Une place : Explorer la présence des femmes dans l’histoire de l’art, entretien avec Eva Kirilof et Mathilde Lemiesle

« Pourquoi n’y a-t-il pas eu de grands artistes femmes ? » Déjà en 1971, l’historienne de l’art Linda Nochlin s’interrogeait dans son essai éponyme sur la place accordée aux femmes dans le monde de l’art. En 1989, le collectif Guerrilla Girls s’inscrit dans la lignée de ce questionnement, et demande, sur une affiche, « Est-ce que les femmes doivent être nues pour entrer au Metropolitan Museum ? » Une question simple, directe et choc, qui dénonce le traitement des femmes dans ce milieu. Car Eva Kirilof le démontre avec habilité dans ce premier essai graphique brillant mis en images par l’illustratrice et autrice de bande dessinée Mathilde Lemiesle : les femmes artistes ont été effacées de nos récits collectifs.

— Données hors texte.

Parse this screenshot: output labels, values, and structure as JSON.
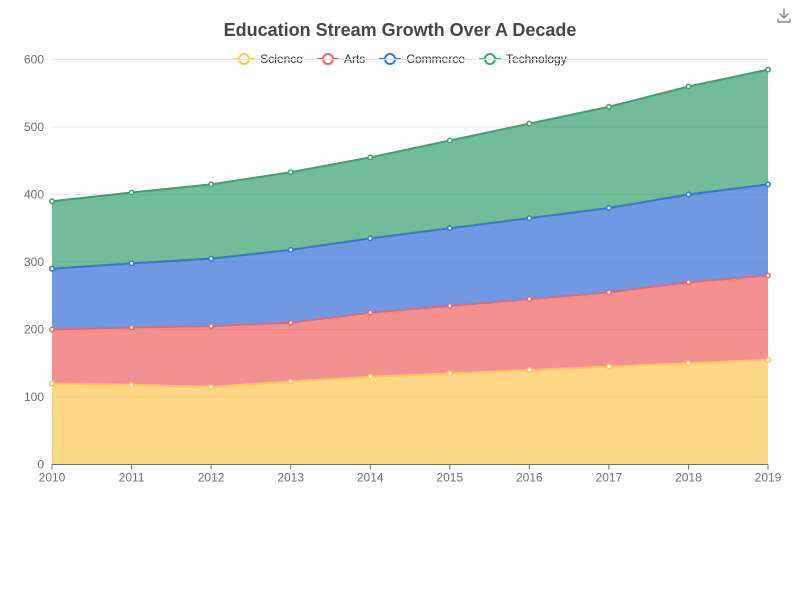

Nourri par des réflexions sur les travaux d’historien·nes, de chercheur·ses, et de militant·es, Une place (éd. Les Insolentes) offre un tour d’horizon réfléchi des mécaniques qui ont contribué non seulement à écarter les femmes de l’histoire de l’art occidental, mais aussi à les assigner à des rôles sexistes, comme celui de la muse. Pédagogique, accessible et éclairant, cet essai est destiné au grand public.

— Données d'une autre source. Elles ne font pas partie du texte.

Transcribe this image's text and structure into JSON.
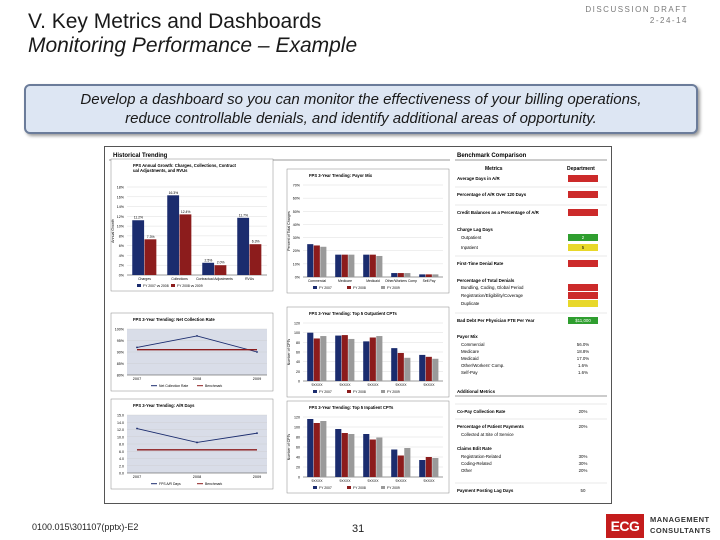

Avec l’autrice Eva Kirilof, nous avons discuté de la nécessité d’une approche intersectionnelle de l’histoire de l’art, du mythe du génie créateur masculin, ainsi que de la figure de la muse.

Özgül : J’aimerais commencer par cette phrase de la grande historienne de l’art Linda Nochlin, que tu cites d’ailleurs dans ton livre : « La faute ne réside pas dans nos étoiles, nos hormones, nos cycles menstruels ou nos espaces intérieurs vides, mais dans nos institutions et notre éducation ». Quelle a été ton expérience par rapport au traitement des femmes artistes lors de tes études d’Histoire de l’art ? 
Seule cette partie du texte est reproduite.